Estacionalidad en Los Villares
Hábitat
- Encinar
- Pinar
- Huertas
- Jardines
- Bordes de camino
Rango altitudinal en la zona: 400–1700 m
Comportamiento
Forestal y discreto, recorre las copas de encinas y pinos buscando bellotas, semillas, frutos e insectos. Es uno de los principales dispersores naturales de la encina: en otoño entierra hasta varios miles de bellotas como reserva invernal, y las que no recupera germinan y contribuyen a la regeneración del encinar.

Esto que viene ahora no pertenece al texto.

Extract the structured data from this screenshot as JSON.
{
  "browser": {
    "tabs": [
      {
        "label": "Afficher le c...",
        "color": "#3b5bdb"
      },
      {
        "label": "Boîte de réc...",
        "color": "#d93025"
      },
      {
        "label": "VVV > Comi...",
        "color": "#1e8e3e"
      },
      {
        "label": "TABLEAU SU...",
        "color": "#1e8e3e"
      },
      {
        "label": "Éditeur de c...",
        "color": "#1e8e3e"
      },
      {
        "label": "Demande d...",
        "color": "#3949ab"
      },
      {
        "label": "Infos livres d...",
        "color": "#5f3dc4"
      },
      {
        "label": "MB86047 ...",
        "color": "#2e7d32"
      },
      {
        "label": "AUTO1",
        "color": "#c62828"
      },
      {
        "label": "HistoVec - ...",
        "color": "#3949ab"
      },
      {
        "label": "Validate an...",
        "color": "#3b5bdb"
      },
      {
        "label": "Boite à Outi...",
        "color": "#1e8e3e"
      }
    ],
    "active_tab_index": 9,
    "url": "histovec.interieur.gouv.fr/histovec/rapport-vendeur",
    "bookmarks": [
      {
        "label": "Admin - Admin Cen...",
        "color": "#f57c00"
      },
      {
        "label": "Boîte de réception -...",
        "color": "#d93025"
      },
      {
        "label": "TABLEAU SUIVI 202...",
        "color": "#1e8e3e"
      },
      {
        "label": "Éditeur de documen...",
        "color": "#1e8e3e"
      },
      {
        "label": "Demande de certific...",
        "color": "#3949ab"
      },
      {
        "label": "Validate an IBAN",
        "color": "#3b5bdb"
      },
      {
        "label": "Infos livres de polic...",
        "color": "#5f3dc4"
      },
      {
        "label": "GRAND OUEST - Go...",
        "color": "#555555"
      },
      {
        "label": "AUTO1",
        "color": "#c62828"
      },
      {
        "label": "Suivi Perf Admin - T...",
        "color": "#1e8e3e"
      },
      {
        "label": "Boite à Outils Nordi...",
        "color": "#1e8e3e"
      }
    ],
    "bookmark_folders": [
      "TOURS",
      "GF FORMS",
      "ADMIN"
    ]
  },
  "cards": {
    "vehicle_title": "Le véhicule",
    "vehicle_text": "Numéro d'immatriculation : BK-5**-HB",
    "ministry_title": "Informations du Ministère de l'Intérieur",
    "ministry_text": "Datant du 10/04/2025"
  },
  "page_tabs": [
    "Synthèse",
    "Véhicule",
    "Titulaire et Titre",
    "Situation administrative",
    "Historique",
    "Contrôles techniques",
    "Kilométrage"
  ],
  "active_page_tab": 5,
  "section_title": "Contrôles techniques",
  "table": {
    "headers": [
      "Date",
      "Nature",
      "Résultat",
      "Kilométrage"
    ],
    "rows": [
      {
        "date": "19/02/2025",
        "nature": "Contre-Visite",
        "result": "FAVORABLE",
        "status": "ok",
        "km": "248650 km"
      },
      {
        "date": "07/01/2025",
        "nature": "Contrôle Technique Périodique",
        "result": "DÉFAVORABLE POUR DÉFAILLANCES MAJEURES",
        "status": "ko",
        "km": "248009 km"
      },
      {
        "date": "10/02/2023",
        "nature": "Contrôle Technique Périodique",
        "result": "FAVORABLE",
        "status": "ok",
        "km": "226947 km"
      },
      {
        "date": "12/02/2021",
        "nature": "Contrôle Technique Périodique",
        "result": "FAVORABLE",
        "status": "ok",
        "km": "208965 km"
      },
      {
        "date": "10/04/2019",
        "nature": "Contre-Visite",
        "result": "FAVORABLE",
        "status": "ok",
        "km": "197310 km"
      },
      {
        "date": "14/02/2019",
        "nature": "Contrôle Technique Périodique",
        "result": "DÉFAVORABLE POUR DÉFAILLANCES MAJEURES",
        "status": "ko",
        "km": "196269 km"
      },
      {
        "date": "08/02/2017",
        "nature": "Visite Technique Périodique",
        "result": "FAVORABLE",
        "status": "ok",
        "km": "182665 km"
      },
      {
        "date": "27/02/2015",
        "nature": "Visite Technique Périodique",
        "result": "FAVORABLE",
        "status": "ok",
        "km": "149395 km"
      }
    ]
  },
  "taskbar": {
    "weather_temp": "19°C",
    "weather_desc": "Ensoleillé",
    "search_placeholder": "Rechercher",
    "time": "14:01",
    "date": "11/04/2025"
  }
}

Forma parejas estables todo el año, sin gregarismo marcado.
Canto
Reclamo característico áspero y estridente "chirrak-chirrak" o "schraak" muy reconocible, audible a gran distancia. También es un imitador notable: incorpora silbidos de busardo, voces de otros paseriformes y sonidos del entorno en su repertorio.
Dónde verla en la zona
- Encinares de la Sierra de la Pandera, especialmente en otoño con bellotas
- Pinares maduros con sotobosque
- Huertas con árboles altos y zonas de transición
Identificación en campo
Córvido inconfundible si se observa bien, mucho más colorido que sus parientes ibéricos. Rasgos diagnósticos:
- Plumaje general: pardo rosado cálido, con cabeza más clara y vientre blanquecino.
- Cabeza: capirote moteado de negro y crema, bigotera negra ancha muy marcada que baja de la base del pico, ojo claro azul pálido.
- Mancha alar: plumas azules e irisadas con barrado fino negro en la cobertera primaria, único entre los córvidos ibéricos y diagnóstico aunque se vea poco.
- Rabadilla y obispillo: blancos, muy visibles al volar contra el dorso pardo.
- Cola: larga y rectangular, negra, con borde blanco.
- Vuelo: ondulado y poco ágil, alternando batidos rápidos con planeos cortos —a diferencia del vuelo recto de urraca y grajilla.
Calendario en Los Villares
Residente todo el año en encinares, pinares maduros y huertas con arbolado alto. La cría se concentra entre abril y junio, con nidos disimulados en ramas altas y una sola puesta anual de 4-6 huevos.
Es especialmente visible en otoño (octubre-noviembre), cuando recolecta y entierra bellotas en suelos forestales y bordes de huertas como reserva para el invierno. Su papel en la regeneración natural del encinar es clave: las bellotas que no recupera germinan al año siguiente, contribuyendo a la dinámica forestal a largo plazo.
Conservación
UICN lo cataloga como Preocupación menor y la población española es estable, beneficiándose del avance del arbolado tras décadas de abandono rural. Sin embargo, sigue sufriendo persecución directa puntual —algunas comarcas lo consideran “depredador de nidos”— y la pérdida de encinares y robledales maduros con producción bellotera abundante. Dada su función como dispersor natural del encinar, conservar sus poblaciones es indirectamente conservar la dinámica regeneradora del bosque mediterráneo. Mantener encinares maduros, evitar la persecución y conservar la conectividad entre manchas forestales son las medidas más útiles a escala local.